= Matter wave clock =

A matter wave clock is a type of clock whose principle of operation makes use of the apparent wavelike properties of matter.

Matter waves were first proposed by Louis de Broglie and are sometimes called de Broglie waves. They form a key aspect of wave–particle duality and experiments have since supported the idea. The wave associated with a particle of a given mass, such as an atom, has a defined frequency, and a change in the duration of one cycle from peak to peak that is sometimes called its Compton periodicity. Such a matter wave has the characteristics of a simple clock, in that it marks out fixed and equal intervals of time. The twins paradox arising from Albert Einstein's theory of relativity means that a moving particle will have a slightly different period from a stationary particle. Comparing two such particles allows the construction of a practical "Compton clock".

==Matter waves as clocks==
De Broglie proposed that the frequency f of a matter wave equals E/h, where E is the total energy of the particle and h is the Planck constant. For a particle at rest, the relativistic equation E=mc^{2} allows the derivation of the Compton frequency f for a stationary massive particle, equal to mc^{2}/h.

De Broglie also proposed that the wavelength λ for a moving particle was equal to h/p where p is the particle's momentum.

The period (one cycle of the wave) is equal to 1/f.

This precise Compton periodicity of a matter wave is said to be the necessary condition for a clock, with the implication that any such matter particle may be regarded as a fundamental clock. This proposal has been referred to as "A rock is a clock."

===Applications===
In his paper, "Quantum mechanics, matter waves and moving clocks", Müller has suggested that "The description of matter waves as matter-wave clocks ... has recently been applied to tests of general relativity, matter-wave experiments, the foundations of quantum mechanics, quantum space-time decoherence, the matter wave clock/mass standard, and led to a discussion on the role of the proper time in quantum mechanics. It is generally covariant and thus well-suited for use in curved space-time, e.g., gravitational waves."

===Implications===
In his paper, "Quantum mechanics, matter waves and moving clocks", Müller has suggested that "[The model] has also given rise to a fair amount of controversy. Within the broader context of quantum mechanics ... this description has been abandoned, in part because it could not be used to derive a relativistic quantum theory, or explain spin. The descriptions that replaced the clock picture achieve these goals, but do not motivate the concepts used. ... We shall construct a ... description of matter waves as clocks. We will thus arrive at a space-time path integral that is equivalent to the Dirac equation. This derivation shows that De Broglie's matter wave theory naturally leads to particles with spin-1/2. It relates to Feynman's search for a formula for the amplitude of a path in 3+1 space and time dimensions which is equivalent to the Dirac equation. It yields a new intuitive interpretation of the propagation of a Dirac particle and reproduces all results of standard quantum mechanics, including those supposedly at odds with it. Thus, it illuminates the role of the gravitational redshift and the proper time in quantum mechanics."

===Controversy===
The theoretical idea of matter waves as clocks has caused some controversy, and has attracted strong criticism.

==Atom interferometry==
An atom interferometer uses a small difference in waves associated with two atoms to create an observable interference pattern. Conventionally these waves are associated with the electrons orbiting the atom, but the matter wave theory suggests that the wave associated with the wave–particle duality of the atom itself may alternatively be used.

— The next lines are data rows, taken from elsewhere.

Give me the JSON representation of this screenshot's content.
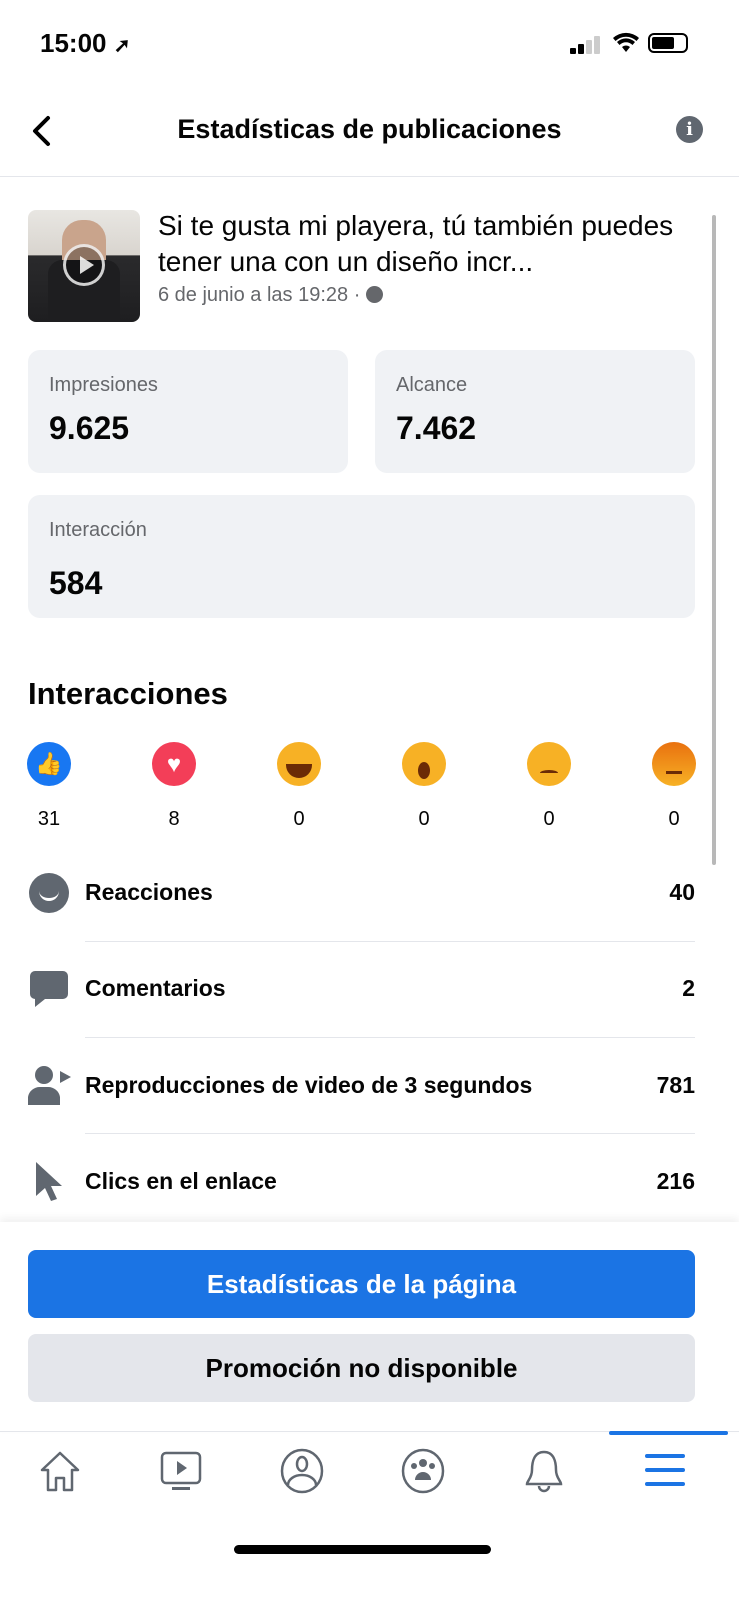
{
  "status_bar": {
    "time": "15:00"
  },
  "header": {
    "title": "Estadísticas de publicaciones"
  },
  "post": {
    "title": "Si te gusta mi playera, tú también puedes tener una con un diseño incr...",
    "date": "6 de junio a las 19:28 ·"
  },
  "metrics": [
    {
      "label": "Impresiones",
      "value": "9.625"
    },
    {
      "label": "Alcance",
      "value": "7.462"
    },
    {
      "label": "Interacción",
      "value": "584"
    }
  ],
  "interactions": {
    "title": "Interacciones",
    "reactions": [
      {
        "icon": "like-icon",
        "count": "31"
      },
      {
        "icon": "love-icon",
        "count": "8"
      },
      {
        "icon": "haha-icon",
        "count": "0"
      },
      {
        "icon": "wow-icon",
        "count": "0"
      },
      {
        "icon": "sad-icon",
        "count": "0"
      },
      {
        "icon": "angry-icon",
        "count": "0"
      }
    ],
    "rows": [
      {
        "icon": "smiley-icon",
        "label": "Reacciones",
        "value": "40"
      },
      {
        "icon": "comment-icon",
        "label": "Comentarios",
        "value": "2"
      },
      {
        "icon": "person-video-icon",
        "label": "Reproducciones de video de 3 segundos",
        "value": "781"
      },
      {
        "icon": "cursor-icon",
        "label": "Clics en el enlace",
        "value": "216"
      }
    ]
  },
  "buttons": {
    "page_stats": "Estadísticas de la página",
    "promotion": "Promoción no disponible"
  },
  "tabs": [
    "home-icon",
    "watch-icon",
    "profile-icon",
    "groups-icon",
    "notifications-icon",
    "menu-icon"
  ],
  "colors": {
    "accent": "#1b74e4",
    "card": "#f0f2f5",
    "secondary": "#65676b"
  }
}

An experimental device comprises two clouds of atoms, one of which is given a small "kick" from a precisely-tuned laser. This gives it a finite velocity which, according to the matter wave theory lowers its observed frequency. The two clouds are then recombined so that their differing waves interfere, and the maximum output signal is obtained when the frequency difference is an integer number of cycles.

Experiments designed around the idea of interference between matter waves (as clocks) are claimed to have provided the most accurate validation yet of the gravitational redshift predicted by general relativity. A similar atom interferometer forms the heart of the Compton clock.

However, this claimed interpretation of the interferometry function has been criticised. One criticism is that a real Compton oscillator or matter wave does not appear in the design of any actual experiment. The matter wave interpretation is also said to be flawed.

==Compton clocks==
A functional timepiece designed on the basis of matter wave interferometry is called a Compton clock.

===Principles of operation===

The frequency of the wave associated with a massive particle, such as an atom, is too high to be used directly in a practical clock and its period and wavelength are too short. A practical device makes use of the twin paradox arising from the theory of relativity, where a moving particle ages more slowly than a stationary one. The moving particle-wave therefore has a slightly lower frequency. Using interferometry, the difference or "beat frequency" between the two frequencies can be accurately measured and this beat frequency can be used as a basis for keeping time.

==Measurement of mass==
The technique used in the devices can theoretically be reversed to use time to measure mass. This has been proposed as an opportunity for replacing the platinum-iridium cylinder currently used as the 1 kg reference standard.